18 Ocak 1586’da Japonya’nın Ise Bay bölgesinde meydana gelen 8,2 büyüklüğündeki deprem tsunamiye neden oldu ve dalgalar 6 metreye kadar yükseldi. Can kaybı sayısı bilinmiyor.
28 Ekim 1707’de yine Japonya Nankaido’da meydana gelen 8,4 büyüklüğündeki depremin Kyushyu, Şikoku ve Honshin kıyılarını etkilediği ve dalgaların 25 metreye kadar yükseldiği belirtiliyor.

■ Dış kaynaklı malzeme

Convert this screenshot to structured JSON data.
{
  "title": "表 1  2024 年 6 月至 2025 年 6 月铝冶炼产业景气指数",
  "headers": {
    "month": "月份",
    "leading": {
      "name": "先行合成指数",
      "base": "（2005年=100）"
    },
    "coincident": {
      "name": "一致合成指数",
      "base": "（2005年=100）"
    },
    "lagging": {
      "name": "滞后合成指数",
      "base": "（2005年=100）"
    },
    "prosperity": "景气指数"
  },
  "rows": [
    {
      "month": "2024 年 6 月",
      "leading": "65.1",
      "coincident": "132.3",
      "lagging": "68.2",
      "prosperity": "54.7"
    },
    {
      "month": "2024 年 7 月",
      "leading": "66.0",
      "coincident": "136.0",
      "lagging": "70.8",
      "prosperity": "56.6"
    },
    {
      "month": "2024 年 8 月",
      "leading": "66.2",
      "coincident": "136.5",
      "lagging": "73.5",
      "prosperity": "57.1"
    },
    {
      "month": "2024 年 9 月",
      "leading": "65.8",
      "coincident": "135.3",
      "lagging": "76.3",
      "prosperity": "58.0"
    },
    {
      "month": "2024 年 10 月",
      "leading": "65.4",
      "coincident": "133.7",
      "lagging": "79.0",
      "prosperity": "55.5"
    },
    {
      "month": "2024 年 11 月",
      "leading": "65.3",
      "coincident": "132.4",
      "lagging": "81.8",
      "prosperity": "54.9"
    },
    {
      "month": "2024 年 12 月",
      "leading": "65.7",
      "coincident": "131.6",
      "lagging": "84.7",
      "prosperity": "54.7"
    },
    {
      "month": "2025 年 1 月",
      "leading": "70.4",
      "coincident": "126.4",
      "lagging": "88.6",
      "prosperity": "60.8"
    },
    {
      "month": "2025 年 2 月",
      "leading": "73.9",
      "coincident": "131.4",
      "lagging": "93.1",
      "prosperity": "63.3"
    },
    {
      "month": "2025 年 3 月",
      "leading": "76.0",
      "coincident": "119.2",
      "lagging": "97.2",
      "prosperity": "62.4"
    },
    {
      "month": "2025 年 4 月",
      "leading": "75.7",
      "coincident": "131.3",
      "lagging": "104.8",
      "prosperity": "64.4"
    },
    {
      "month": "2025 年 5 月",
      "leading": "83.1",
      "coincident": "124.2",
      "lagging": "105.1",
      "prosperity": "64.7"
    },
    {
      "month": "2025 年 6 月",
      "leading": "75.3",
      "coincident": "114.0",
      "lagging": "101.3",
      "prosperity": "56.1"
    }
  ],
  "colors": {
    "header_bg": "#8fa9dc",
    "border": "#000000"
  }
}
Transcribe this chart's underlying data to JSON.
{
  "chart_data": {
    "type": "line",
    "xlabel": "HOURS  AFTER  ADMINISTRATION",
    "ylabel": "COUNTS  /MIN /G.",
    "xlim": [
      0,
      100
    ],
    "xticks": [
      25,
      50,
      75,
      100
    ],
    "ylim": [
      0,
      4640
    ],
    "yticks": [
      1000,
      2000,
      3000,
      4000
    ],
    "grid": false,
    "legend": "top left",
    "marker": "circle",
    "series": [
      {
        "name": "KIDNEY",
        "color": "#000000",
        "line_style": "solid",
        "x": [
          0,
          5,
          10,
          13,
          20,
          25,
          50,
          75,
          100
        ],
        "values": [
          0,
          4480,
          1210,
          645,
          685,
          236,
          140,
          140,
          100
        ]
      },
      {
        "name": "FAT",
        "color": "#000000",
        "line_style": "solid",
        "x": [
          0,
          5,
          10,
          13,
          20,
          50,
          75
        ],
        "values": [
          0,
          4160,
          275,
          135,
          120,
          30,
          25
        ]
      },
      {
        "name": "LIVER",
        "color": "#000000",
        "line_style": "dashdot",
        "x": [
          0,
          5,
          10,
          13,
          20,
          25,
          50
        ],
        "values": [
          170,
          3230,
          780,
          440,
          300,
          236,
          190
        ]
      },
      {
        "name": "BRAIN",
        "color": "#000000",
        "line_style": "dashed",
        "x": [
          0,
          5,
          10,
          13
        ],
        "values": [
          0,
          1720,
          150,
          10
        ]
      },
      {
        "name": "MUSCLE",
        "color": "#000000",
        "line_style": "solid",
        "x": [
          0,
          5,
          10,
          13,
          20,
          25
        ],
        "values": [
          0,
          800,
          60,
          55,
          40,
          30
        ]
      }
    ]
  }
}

Tsunaminin etkilediği bölgede çok sayıda yerleşim yerinin hasar gördüğü ve yaklaşık 30 bin can kaybının yaşandığı kayıtlara geçti.
1 Kasım 1755’te Portekiz’in başkenti Lizbon’da meydana gelen 8,5 büyüklüğündeki deprem sonrası oluşan 30 metre yüksekliğindeki dalgalar, Portekiz ve Güney İspanya’nın batı kıyısındaki birçok şehri ve Fas’ı ciddi bir şekilde etkiledi. Deprem ve tsunami sonrası Portekiz, Fas ve İspanya’da yaklaşık 6 bin kişi hayatını kaybetti.
24 Nisan 1771’de Japonya’nın Ryukyu Adaları’nda gerçekleşen 7,4 büyüklüğündeki depremin bölgedeki birçok adayı etkilediği, 85 metre yüksekliğindeki dalgaların en büyük zararı Ishigaki Adası’na verdiği belirtiliyor. Bu felakette yaklaşık 12 bin kişinin öldüğü ifade ediliyor.
13 Ağustos 1868’de Şili’nin kuzeyinde 8,5 büyüklüğündeki depremden sonra oluşan ve dalga boyu 21 metre olduğu tahmin edilen tsunaminin ise 3 gün sürdüğü ve yaklaşık 25 bin kişinin ölümüne neden olduğu kayıtlara yansıdı.
27 Ağustos 1883’te Endonezya’da Krakatau Kaldera volkanının patlaması sonucu meydana gelen tsunami, Anjer ve Merak kasabalarını yıktı. Tsunami sonucu 38 bin, volkanik patlama sonucu ise 2 bin kişi olmak üzere toplam 40 bin insanın hayatını kaybettiği açıklandı.
15 Haziran 1896’de Japonya’nın Sanriku bölgesinde 7,6 olarak tahmin edilen deprem ve ardından gerçekleşen tsunaminin 11 binden fazla evi yıktığı 22 bin kişinin de ölümüne neden olduğu belirtiliyor. 38 metre yükselen dalgaların ayrıca Çin’in doğu kıyılarını etkilediği ve 4 bin kişinin ölümüne neden olduğu raporlarda yer aldı.
26 Aralık 2004’te Endonezya’nın Sumatra kıyılarında 9,1 büyüklüğündeki deprem sonrası tsunami felaketi yaşandı. 30 kilometre derinlikte meydana geldiği tahmin edilen deprem sonrası oluşan 50 metre yükseklikteki dalgalar Meubolah, Sumatra’da 5 kilometre içeriye kadar ilerledi. Olayda yaklaşık 230 bin kişi hayatını kaybetti.
11 Mart 2011’de Japonya’nın Kuzey Pasifik kıyısında meydana gelen tsunami 18 binden fazla insanın hayatını kaybetmesine neden oldu. Japonya’nın doğu kıyısında oluşan 10 metre yüksekliğindeki dalgalar, 452 bin kişinin geçici barınaklara taşınmasına neden oldu.